1.5.2.3. Analisis Sosial

Salah satu dimensi dari analisis wacana Van Dijk adalah analisis sosial. Menurut Van Dijk, wacana merupakan bagian dari masyarakat yang berkembang dalam masyarakat, sehingga dengan meneliti teks perlu dilakukan analisis intertekstual dengan meneliti bagaianaman wacana tentang suatu hal diproduksi dan dikonstruksi dalam masyarakat. Titik penting dari analisis ini adalah untuk

menunjukkan bagaimana makna yang dihayati bersama, kekusaaan sosial diproduksi lewat praktik diskursus dan legitimasi.

Dalam analisis mengenai masyarakat ini, ada dua poin yang penting yaitu kekusaan (power) dan akses (acces). Van Dijk mendefinisikan kekuasaan tersebut sebagai kepemilikan yang dimiliki suatu kelompok (atau anggotanya), satu kelompok untuk mengontrol kelompok (atau anggota) dari kelompok lain.

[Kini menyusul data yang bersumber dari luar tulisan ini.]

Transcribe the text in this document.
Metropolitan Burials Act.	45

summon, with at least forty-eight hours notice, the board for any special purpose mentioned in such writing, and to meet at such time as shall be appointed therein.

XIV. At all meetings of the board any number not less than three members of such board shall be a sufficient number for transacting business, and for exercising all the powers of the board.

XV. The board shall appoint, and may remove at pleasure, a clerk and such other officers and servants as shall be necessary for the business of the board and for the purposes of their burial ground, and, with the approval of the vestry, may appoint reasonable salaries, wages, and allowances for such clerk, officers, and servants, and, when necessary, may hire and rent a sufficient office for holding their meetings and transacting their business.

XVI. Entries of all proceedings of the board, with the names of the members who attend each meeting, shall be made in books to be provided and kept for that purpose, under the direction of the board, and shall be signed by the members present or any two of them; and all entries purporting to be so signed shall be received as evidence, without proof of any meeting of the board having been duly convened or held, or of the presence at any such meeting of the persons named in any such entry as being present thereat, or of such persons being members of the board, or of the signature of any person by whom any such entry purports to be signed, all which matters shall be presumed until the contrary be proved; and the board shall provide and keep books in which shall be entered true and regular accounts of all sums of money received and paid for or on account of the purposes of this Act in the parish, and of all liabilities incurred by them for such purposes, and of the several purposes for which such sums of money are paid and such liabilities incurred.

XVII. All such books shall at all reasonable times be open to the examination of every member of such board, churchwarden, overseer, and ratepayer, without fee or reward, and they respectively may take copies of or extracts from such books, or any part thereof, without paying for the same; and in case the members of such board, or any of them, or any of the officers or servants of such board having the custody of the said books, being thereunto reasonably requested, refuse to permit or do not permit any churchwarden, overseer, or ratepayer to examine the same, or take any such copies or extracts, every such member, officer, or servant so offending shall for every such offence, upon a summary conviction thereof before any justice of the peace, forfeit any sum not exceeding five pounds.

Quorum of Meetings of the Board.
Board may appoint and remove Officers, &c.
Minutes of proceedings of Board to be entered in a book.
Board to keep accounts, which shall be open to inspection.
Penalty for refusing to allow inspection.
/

Selain berupa kontrol yang bersifat langsung dan fisik, kekusaan yang dipahami oleh Van Dijk juga berbentuk persuasif, yaitu tindakan seseorang untuk secara tidak langsung mengontrol dengan jalan memengaruhi kondisi mental, seperti kepercayaan, sikap dan pengetahuan.

Van Dijk juga memberikan perhatian kepada akses, yaitu bagaimana akses diantara kelompok dalam masyarakat. Kelompok elit mempunyai akses yang lebih besar dibandingkan dengan kelompok yang tidak berkuasa. Oleh karena itu mereka yang berkuasa mempunyai kesempatan lebih besar untuk mempengaruhi kesadaran khalayak. Akses yang lebih besar bukan hanya memberikan kesemaptan untuk mengontrol kesadaran khalayak lebih besar tetapi juga menentukan wacana apa yang dapat disebarkan kepada khalayak.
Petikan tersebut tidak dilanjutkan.